I spent most of the class afraid to speak because if I opened my mouth I would just start shouting at him. What I did speak up and say was that straight white people tend not to realize that the world belongs to them and don't understand why some of us can't stop complaining (i.e. striving for equal rights) when the playing field is so obviously level.
The rest of the class was spent discussing how the idea of masculinity is under threat by things like feminism, the civil rights movement, gay rights, etc. The idea of masculinity is under threat because the notion of the nuclear family is crumbling, and tradition gender roles are becoming more and more useless. Women, blacks, and gays are shown in films half the time as secondary to straight white male characters, and the other half the time as villainous threats to straight white male stability. This isn't just about Gladiator, or the movies in general -- it's about living in a society that sends the unrelenting message to gays and women and ethnic minorities that they're lesser or wrong. The message comes at us from all directions and I'm sick of people who don't see anything wrong with it, or choose not to see it at all.
I don't ususally get like this. I'm not an activist, or a ranter. So it's kind of strange to me that I'm so angry right now. Everyone once in a while something like this happens, where I'm reminded that I'm different, because it's always been deeply ingrained in my mind that I'm healthy, normal, and perfectly well-adjusted and being in love with a man doesn't change any of that. (Thanks a LOT, mom and dad.) Maybe I never rant like this because 99% of the time I'm totally oblivious to the fact that something as silly as sexual preference could make a complete stranger hate me.

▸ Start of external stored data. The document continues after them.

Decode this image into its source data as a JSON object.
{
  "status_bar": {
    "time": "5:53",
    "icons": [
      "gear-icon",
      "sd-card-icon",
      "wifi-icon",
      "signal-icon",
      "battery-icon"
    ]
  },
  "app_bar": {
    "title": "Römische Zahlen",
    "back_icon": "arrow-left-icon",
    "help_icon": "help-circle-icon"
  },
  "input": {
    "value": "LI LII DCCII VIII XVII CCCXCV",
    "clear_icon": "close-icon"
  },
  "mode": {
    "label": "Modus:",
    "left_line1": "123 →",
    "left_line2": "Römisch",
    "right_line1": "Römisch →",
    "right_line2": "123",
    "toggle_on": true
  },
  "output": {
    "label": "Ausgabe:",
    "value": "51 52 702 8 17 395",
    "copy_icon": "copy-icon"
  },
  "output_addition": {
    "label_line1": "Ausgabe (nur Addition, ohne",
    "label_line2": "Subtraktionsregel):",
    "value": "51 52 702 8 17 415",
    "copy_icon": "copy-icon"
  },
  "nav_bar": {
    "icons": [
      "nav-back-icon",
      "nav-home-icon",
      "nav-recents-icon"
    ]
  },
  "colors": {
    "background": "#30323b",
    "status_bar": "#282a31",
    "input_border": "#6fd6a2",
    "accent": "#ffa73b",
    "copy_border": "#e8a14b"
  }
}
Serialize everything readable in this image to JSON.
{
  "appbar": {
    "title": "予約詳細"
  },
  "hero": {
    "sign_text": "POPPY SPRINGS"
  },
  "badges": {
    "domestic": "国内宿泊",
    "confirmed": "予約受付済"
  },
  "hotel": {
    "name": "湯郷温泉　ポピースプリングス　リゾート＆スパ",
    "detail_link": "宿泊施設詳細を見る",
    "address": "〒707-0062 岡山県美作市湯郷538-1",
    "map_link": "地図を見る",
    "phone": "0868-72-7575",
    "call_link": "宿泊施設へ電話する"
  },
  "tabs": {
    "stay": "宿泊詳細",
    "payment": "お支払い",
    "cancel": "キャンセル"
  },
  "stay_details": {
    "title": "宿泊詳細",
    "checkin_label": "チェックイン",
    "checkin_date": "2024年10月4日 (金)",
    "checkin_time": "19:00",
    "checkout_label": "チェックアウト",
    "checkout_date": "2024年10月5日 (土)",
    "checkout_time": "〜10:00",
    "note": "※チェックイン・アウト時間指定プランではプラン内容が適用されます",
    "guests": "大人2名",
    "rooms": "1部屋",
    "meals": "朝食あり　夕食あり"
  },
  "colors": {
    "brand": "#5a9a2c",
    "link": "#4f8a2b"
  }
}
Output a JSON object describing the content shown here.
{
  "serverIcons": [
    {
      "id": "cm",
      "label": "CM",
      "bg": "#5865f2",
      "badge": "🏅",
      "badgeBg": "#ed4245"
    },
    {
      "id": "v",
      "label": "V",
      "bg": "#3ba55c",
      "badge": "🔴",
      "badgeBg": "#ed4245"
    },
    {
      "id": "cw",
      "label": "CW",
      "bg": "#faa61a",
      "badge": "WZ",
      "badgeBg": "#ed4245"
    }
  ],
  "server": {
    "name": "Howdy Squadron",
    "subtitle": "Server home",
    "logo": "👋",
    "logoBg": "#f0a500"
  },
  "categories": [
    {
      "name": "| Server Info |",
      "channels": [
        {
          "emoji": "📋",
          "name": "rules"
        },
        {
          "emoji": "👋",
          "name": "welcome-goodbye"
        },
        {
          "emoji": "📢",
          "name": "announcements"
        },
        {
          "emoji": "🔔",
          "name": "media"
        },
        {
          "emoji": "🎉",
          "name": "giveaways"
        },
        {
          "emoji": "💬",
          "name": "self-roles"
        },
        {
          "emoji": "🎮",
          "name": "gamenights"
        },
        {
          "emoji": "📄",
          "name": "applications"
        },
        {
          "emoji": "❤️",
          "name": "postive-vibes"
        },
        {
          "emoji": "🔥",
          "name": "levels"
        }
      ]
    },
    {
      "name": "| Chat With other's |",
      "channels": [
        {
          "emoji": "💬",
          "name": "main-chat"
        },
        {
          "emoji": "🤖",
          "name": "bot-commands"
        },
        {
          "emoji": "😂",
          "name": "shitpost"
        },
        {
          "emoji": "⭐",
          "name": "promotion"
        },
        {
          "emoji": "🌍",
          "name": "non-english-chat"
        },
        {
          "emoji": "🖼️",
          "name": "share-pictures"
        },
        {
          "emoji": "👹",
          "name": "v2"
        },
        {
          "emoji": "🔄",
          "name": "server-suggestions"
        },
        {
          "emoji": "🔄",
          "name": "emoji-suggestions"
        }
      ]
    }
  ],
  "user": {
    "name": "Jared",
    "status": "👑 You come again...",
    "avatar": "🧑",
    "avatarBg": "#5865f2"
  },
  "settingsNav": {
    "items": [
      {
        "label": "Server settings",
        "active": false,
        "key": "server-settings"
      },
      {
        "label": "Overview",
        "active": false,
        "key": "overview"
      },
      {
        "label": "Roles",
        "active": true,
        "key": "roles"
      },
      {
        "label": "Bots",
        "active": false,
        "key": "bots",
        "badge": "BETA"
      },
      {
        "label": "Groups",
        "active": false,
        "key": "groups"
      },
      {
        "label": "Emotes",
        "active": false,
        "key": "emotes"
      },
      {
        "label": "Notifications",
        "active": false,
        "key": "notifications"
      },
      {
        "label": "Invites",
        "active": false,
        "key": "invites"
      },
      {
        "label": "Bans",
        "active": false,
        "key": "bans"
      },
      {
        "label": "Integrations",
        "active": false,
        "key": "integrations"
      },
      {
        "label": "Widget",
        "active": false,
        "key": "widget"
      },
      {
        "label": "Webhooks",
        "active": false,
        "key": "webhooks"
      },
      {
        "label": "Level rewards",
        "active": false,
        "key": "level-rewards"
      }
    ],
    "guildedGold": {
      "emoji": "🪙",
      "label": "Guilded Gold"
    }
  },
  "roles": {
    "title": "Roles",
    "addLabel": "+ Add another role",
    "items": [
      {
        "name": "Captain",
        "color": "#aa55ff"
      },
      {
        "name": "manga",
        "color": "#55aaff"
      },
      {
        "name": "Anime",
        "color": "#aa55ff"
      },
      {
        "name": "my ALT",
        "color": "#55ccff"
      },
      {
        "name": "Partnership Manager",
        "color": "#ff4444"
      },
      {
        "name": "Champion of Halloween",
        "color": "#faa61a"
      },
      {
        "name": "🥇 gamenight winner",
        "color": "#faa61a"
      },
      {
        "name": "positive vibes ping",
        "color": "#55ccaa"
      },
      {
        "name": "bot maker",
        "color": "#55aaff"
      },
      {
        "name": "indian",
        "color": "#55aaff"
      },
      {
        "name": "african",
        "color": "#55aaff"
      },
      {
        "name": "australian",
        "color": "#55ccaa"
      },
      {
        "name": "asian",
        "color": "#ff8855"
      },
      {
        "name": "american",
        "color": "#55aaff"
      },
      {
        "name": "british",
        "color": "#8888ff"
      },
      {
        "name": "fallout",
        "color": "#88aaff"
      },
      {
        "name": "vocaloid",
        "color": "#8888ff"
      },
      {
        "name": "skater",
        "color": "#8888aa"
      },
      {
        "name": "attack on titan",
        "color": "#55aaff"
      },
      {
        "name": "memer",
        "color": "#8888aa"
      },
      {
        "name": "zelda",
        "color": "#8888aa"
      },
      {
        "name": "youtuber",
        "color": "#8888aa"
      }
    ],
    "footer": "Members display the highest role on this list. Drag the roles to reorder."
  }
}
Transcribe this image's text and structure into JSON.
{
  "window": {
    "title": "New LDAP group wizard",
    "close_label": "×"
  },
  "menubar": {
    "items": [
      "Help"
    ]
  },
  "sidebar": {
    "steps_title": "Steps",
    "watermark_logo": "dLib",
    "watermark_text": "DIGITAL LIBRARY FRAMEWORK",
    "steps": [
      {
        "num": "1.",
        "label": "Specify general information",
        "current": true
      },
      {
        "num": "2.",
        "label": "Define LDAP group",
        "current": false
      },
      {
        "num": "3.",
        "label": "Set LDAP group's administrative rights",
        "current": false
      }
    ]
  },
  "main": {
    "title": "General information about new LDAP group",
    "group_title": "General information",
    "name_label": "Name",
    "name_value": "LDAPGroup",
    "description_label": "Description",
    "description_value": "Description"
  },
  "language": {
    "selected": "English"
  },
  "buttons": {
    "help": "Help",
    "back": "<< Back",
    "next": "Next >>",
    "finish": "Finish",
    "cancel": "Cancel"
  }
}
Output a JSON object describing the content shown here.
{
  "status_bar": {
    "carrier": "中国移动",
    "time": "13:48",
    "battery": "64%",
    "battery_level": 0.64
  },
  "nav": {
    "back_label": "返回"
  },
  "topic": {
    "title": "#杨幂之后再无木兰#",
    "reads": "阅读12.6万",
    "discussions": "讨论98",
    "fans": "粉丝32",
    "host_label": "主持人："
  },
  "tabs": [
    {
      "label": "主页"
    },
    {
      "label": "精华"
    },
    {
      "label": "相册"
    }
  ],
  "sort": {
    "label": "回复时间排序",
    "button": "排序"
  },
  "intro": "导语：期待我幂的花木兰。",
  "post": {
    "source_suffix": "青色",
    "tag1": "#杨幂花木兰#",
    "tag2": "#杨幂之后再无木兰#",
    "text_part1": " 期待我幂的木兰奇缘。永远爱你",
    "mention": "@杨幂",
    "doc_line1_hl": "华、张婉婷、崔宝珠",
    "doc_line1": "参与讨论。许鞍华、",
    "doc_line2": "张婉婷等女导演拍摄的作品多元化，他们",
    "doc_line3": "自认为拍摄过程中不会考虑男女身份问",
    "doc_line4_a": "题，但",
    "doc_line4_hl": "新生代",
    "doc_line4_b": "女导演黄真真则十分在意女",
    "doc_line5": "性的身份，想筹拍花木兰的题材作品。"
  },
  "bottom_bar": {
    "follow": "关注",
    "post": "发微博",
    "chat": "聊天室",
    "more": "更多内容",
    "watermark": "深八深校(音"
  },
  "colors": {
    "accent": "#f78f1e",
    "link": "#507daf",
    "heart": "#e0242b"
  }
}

Being gay is far from the top of the list of ways I define myself, but days like today remind me that, for the purposes of assholes like Dave, it's the only thing that defines me.
I forget about people like Dave because I try and surround myself with people who are the opposite of them, but they're still there. Daves are everywhere. Most of the time I just do my best to avoid them, but then I forget they exist again, and something like this happens and it hurts even worse.
In closing: fuck you, Dave. I'd rather be in a car crash than be in the same room with people like you one second longer than I have to.